Harold A. Wilson (physicist)


Dr Harold Albert Wilson FRS FRSE was an English physicist.

Early life

Wilson was born in York, the son of Albert William Wilson, a goods manager with the North British Railway. His mother, Anne Gill, was the daughter of a farmer and innkeeper from Topcliffe.
Wilson was educated at St Olave's Grammar School. He then studied Science Victoria University College in Leeds and then at University College, London, graduating BSc in 1896. He then went to Cambridge University and gained a BA and DSc.

Career

In 1896 he became a colleague of English physicist J. J. Thomson at Cambridge University, and performed one of the earliest measurements of the electron's charge.
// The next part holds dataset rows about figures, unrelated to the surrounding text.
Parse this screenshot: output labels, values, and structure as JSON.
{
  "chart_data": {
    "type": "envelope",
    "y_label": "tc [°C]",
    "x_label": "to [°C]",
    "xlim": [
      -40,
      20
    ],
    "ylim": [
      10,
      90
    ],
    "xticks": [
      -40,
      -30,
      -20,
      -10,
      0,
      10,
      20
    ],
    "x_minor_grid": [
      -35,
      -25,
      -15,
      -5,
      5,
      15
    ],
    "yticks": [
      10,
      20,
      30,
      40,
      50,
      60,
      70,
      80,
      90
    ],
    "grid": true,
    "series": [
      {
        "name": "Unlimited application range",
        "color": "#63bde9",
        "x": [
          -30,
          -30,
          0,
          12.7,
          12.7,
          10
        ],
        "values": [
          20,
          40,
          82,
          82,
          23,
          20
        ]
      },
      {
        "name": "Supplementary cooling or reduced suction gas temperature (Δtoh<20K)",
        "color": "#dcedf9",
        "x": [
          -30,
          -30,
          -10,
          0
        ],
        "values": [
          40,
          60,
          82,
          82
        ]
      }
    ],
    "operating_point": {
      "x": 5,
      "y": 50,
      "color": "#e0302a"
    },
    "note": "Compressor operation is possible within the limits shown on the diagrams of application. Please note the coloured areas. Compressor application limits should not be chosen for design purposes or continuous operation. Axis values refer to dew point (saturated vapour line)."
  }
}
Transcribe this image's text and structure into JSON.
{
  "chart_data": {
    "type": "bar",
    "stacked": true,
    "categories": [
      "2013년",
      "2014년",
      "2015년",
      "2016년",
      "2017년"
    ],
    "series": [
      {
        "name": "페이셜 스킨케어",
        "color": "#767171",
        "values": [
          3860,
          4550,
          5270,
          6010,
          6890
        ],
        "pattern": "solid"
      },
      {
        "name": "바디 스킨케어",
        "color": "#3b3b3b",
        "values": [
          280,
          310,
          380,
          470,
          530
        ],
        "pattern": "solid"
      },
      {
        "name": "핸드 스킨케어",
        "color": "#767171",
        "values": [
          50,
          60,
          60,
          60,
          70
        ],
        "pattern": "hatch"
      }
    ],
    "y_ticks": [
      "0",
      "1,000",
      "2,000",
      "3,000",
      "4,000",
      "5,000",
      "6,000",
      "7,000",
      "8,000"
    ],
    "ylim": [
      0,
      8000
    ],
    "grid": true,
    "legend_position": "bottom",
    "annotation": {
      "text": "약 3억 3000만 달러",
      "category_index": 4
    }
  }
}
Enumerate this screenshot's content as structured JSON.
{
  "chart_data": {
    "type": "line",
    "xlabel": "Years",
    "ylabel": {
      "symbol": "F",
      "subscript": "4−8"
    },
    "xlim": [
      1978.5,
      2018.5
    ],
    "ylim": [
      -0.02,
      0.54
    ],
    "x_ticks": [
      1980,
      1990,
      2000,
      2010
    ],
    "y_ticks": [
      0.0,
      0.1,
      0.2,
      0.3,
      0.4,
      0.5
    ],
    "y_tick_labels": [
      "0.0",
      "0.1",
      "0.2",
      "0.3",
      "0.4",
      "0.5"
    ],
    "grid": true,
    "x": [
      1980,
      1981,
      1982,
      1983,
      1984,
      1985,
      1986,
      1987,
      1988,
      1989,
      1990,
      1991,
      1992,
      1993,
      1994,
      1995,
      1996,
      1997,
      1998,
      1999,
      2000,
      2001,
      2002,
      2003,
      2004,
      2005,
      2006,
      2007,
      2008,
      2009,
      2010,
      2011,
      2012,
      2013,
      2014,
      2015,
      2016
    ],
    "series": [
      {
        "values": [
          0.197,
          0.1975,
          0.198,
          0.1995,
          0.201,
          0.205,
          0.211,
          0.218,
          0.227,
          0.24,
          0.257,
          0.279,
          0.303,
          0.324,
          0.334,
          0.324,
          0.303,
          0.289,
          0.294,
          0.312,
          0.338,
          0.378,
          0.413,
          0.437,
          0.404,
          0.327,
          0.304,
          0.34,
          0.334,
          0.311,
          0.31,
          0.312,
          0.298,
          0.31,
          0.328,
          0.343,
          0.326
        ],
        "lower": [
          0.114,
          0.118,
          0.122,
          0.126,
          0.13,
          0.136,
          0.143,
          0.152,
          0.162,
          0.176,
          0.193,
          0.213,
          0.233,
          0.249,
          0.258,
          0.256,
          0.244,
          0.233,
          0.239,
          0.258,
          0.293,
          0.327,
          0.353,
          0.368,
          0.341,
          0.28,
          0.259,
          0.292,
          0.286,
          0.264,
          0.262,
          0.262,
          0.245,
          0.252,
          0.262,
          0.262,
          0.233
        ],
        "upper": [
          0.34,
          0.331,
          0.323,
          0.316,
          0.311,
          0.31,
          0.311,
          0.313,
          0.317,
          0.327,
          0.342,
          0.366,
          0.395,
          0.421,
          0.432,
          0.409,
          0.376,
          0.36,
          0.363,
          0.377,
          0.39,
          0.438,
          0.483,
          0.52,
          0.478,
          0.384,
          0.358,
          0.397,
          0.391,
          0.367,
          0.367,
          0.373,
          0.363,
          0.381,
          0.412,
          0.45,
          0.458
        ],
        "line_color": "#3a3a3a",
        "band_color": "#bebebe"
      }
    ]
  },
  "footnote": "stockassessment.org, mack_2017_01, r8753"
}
He was awarded his Doctor of Science degree from London in 1900, and was elected Fellow of Trinity College, Cambridge in October 1901. From 1901 to 1904, he held a James Clerk Maxwell fellowship at the Cavendish Laboratory. He became a lecturer in Physics at King's College London, then professor at the college in 1905. In 1906 he was elected a Fellow of the Royal Society of London.
In 1909 he accepted a role as professor of Physics at McGill University in Montreal in Canada, staying there three years.
He joined the Rice Institute located in Houston, Texas in 1912, becoming the first chair of the physics department.
He returned to Britain in 1924, spending a year at the University of Glasgow. In 1925 he was elected a Fellow of the Royal Society of Edinburgh. His proposers were Charles Glover Barkla, Frederick Orpen Bower, John Walter Gregory and Sir John Graham Kerr.
In 1925 he returned to Rice University in Houston and continued there until retiral in 1947.
He died in Houston on 13 October 1964.

Family

In 1912 he married Marjorie Patterson Smyth.
Harold had one sister, Lilian, who would marry Sir Owen W. Richardson.

Recognition

The Wilson Award at Rice University is named after him.